The tumour peels away from the ventricle wall like bark from a wet tree, and the satisfaction of it, the clean, precise, millimetre-by-millimetre liberation of healthy tissue from the thing that was invading it, is the closest thing to joy that I experience in my professional life.

Another hour. Hour eight. Then nine. The tumour comes out in pieces, each one placed in a specimen container for pathology, each one a small victory against the biology that was growing inside this boy's head while he played soccer and went to school and slept in his bed and did not know that something was building in the dark.

“Final margin check,” I say. I sweep the cavity with the microscope, examining every surface, every fold, every millimetre of the resection bed.

Clean. The margins are clean. There is no residual tumour visible at forty-times magnification, which means there is no residual tumour visible to the most powerful tool available to me, which is the best I can offer.

This is what I always offer: the maximum of what human rigor can achieve.

“Haemostasis confirmed. Close, please.”

The resident begins closing. I step back from the microscope.

The room exhales. Not literally, not audibly, but the shift in the atmosphere is palpable.

It is the collective release of a surgical team that has been holding its breath, holding its focus, holding the life of a six-year-old boy in a web of coordinated silence for nine and a half hours.

My hands are trembling. They always tremble after a marathon surgery.

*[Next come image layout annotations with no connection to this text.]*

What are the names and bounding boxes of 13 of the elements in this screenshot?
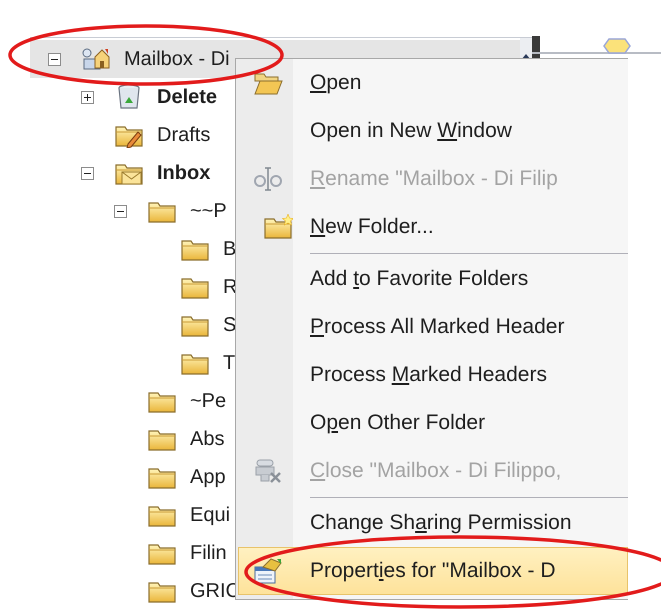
- folder-name: Drafts: [157, 124, 210, 146]
- folder-name: B: [223, 238, 236, 260]
- folder-name: Delete: [157, 86, 218, 108]
- folder-name: ~~P: [190, 200, 227, 222]
- folder-name: Equi: [190, 504, 230, 526]
- folder-name: T: [223, 352, 236, 374]
- folder-name: App: [190, 466, 226, 488]
- folder-name: Filin: [190, 542, 227, 564]
- folder-name: Inbox: [157, 162, 210, 184]
- folder-name: Abs: [190, 428, 224, 450]
- folder-name: Mailbox - Di: [124, 48, 230, 70]
- folder-name: ~Pe: [190, 390, 226, 412]
- folder-name: S: [223, 314, 236, 336]
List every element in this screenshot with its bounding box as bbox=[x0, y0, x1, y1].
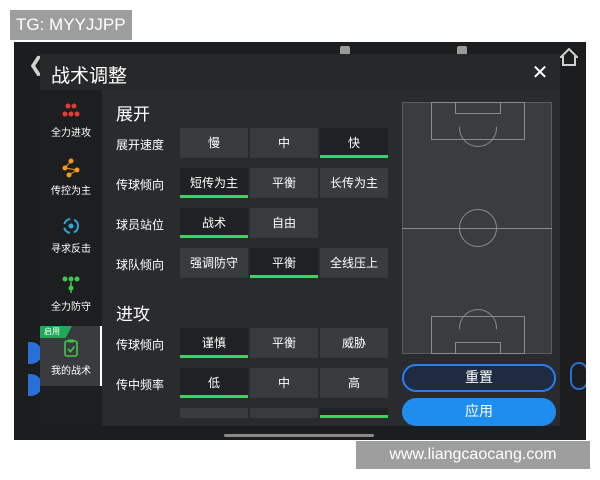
home-indicator bbox=[224, 434, 374, 437]
counter-attack-icon bbox=[63, 218, 79, 234]
dialog-title: 战术调整 bbox=[51, 65, 128, 87]
center-circle bbox=[459, 209, 497, 247]
all-out-attack-icon bbox=[62, 103, 80, 117]
row-label: 传球倾向 bbox=[116, 338, 165, 352]
sidebar-item-my-tactics[interactable]: 启用 我的战术 bbox=[40, 326, 102, 386]
game-screen: ❮ 战术调整 ✕ 全力进攻 传控为主 寻求反击 全力防守 启用 我的战术 展开 … bbox=[14, 42, 586, 440]
option-short-pass[interactable]: 短传为主 bbox=[180, 168, 248, 198]
my-tactics-icon bbox=[64, 339, 78, 357]
sidebar-item-label: 全力进攻 bbox=[51, 128, 91, 139]
tactics-sidebar: 全力进攻 传控为主 寻求反击 全力防守 启用 我的战术 bbox=[40, 90, 102, 426]
sidebar-item-all-out-attack[interactable]: 全力进攻 bbox=[40, 94, 102, 150]
option-medium[interactable]: 中 bbox=[250, 128, 318, 158]
background-button bbox=[570, 362, 586, 390]
option-fast[interactable]: 快 bbox=[320, 128, 388, 158]
goal-box-top bbox=[455, 102, 501, 114]
watermark-top: TG: MYYJJPP bbox=[10, 10, 132, 40]
sidebar-item-label: 寻求反击 bbox=[51, 244, 91, 255]
row-label: 展开速度 bbox=[116, 138, 165, 152]
tactics-settings: 展开 展开速度 慢 中 快 传球倾向 短传为主 平衡 长传为主 球员站位 战术 … bbox=[102, 90, 402, 426]
penalty-arc-top bbox=[459, 127, 497, 147]
option-tactical[interactable]: 战术 bbox=[180, 208, 248, 238]
pitch-diagram bbox=[402, 102, 552, 354]
goal-box-bottom bbox=[455, 342, 501, 354]
option-balanced[interactable]: 平衡 bbox=[250, 168, 318, 198]
option-slow[interactable]: 慢 bbox=[180, 128, 248, 158]
home-icon[interactable] bbox=[560, 48, 578, 66]
option-medium[interactable]: 中 bbox=[250, 368, 318, 398]
status-badge: 启用 bbox=[40, 326, 72, 338]
option-long-pass[interactable]: 长传为主 bbox=[320, 168, 388, 198]
sidebar-item-label: 我的战术 bbox=[51, 366, 91, 377]
option-high[interactable]: 高 bbox=[320, 368, 388, 398]
option-partial[interactable] bbox=[180, 408, 248, 418]
apply-button[interactable]: 应用 bbox=[402, 398, 556, 426]
option-free[interactable]: 自由 bbox=[250, 208, 318, 238]
option-defensive[interactable]: 强调防守 bbox=[180, 248, 248, 278]
sidebar-item-label: 全力防守 bbox=[51, 302, 91, 313]
sidebar-item-all-out-defense[interactable]: 全力防守 bbox=[40, 268, 102, 324]
option-press-high[interactable]: 全线压上 bbox=[320, 248, 388, 278]
option-partial[interactable] bbox=[320, 408, 388, 418]
tactics-dialog: 战术调整 ✕ 全力进攻 传控为主 寻求反击 全力防守 启用 我的战术 展开 展开… bbox=[40, 54, 560, 426]
dialog-header: 战术调整 ✕ bbox=[40, 54, 560, 90]
watermark-bottom: www.liangcaocang.com bbox=[356, 441, 590, 469]
reset-button[interactable]: 重置 bbox=[402, 364, 556, 392]
row-label: 传球倾向 bbox=[116, 178, 165, 192]
option-balanced[interactable]: 平衡 bbox=[250, 248, 318, 278]
row-label: 传中频率 bbox=[116, 378, 165, 392]
sidebar-item-label: 传控为主 bbox=[51, 186, 91, 197]
all-out-defense-icon bbox=[62, 276, 80, 293]
option-low[interactable]: 低 bbox=[180, 368, 248, 398]
possession-icon bbox=[62, 158, 80, 178]
section-title-attack: 进攻 bbox=[116, 305, 150, 325]
option-balanced[interactable]: 平衡 bbox=[250, 328, 318, 358]
option-cautious[interactable]: 谨慎 bbox=[180, 328, 248, 358]
option-threatening[interactable]: 威胁 bbox=[320, 328, 388, 358]
close-icon[interactable]: ✕ bbox=[528, 60, 552, 84]
option-partial[interactable] bbox=[250, 408, 318, 418]
sidebar-item-counter-attack[interactable]: 寻求反击 bbox=[40, 210, 102, 266]
sidebar-item-possession[interactable]: 传控为主 bbox=[40, 152, 102, 208]
section-title-expand: 展开 bbox=[116, 105, 150, 125]
row-label: 球员站位 bbox=[116, 218, 165, 232]
row-label: 球队倾向 bbox=[116, 258, 165, 272]
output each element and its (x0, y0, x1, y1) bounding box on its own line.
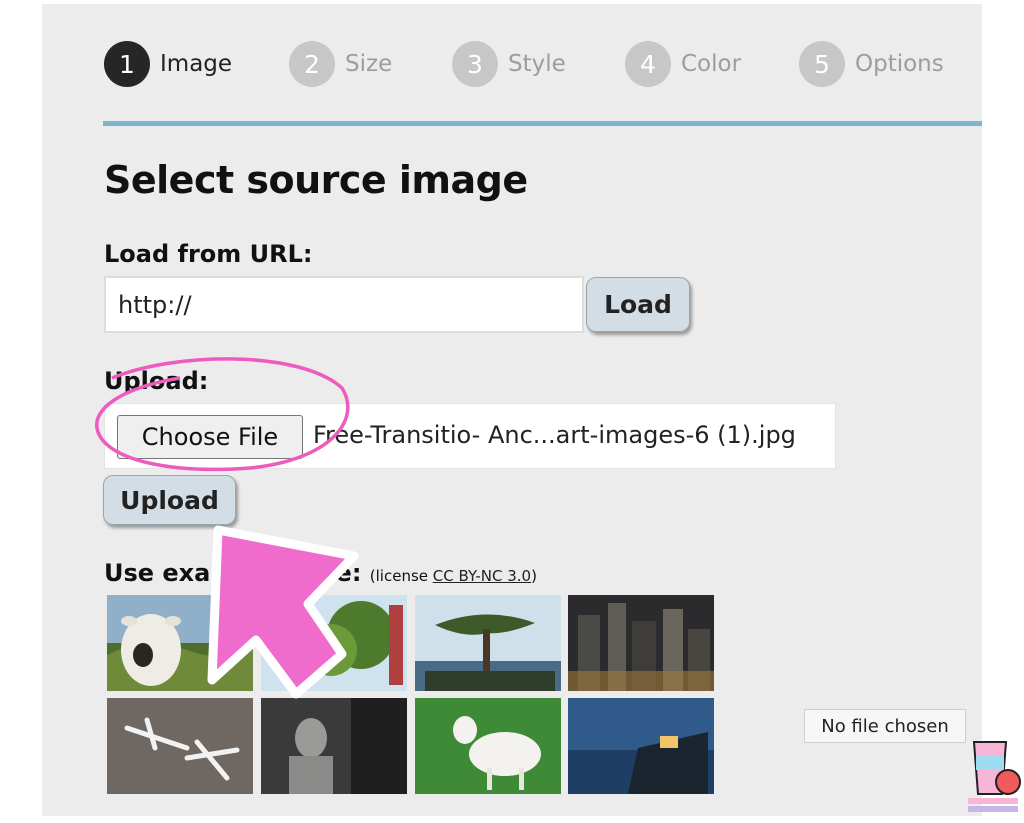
watermark-logo (968, 741, 1021, 812)
highlight-circle (95, 357, 350, 472)
annotation-overlay (95, 357, 359, 699)
pointer-arrow-icon (207, 525, 359, 699)
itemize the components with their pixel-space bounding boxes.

Not during. Never during. During the surgery, my hands are the steadiest thing in the room, steadier than the monitors, steadier than the instruments, steadier than the anaesthesiologist's voice reading the vitals.

But after, when the precision is no longer required, when the scalpel is down and the microscope is off and the child is in recovery, my hands shake with the accumulated, deferred cost of nine hours of control.

I clasp them behind my back. I have been doing this since my residency. Nobody sees the tremor. Nobody needs to.

I strip off my surgical gown and gloves in the scrub room, the mechanical process of de-gloving so familiar it requires no conscious thought.

The mirror above the scrub sink shows me what it always shows me after an extensive surgery: a lean man with sharp cheekbones and dark, heavy-lidded green eyes that look like they have been rubbed with gauze.

Dark curls, flattened from the surgical loupes.

Skin that has not seen sunlight in a meaningful way since October.

I look, as my mentor, Dr. Gabriel Moretti, once told me with characteristic theatrical brutality, “Like an exiled prince who has been living in a tower and subsisting exclusively on his own suffering.”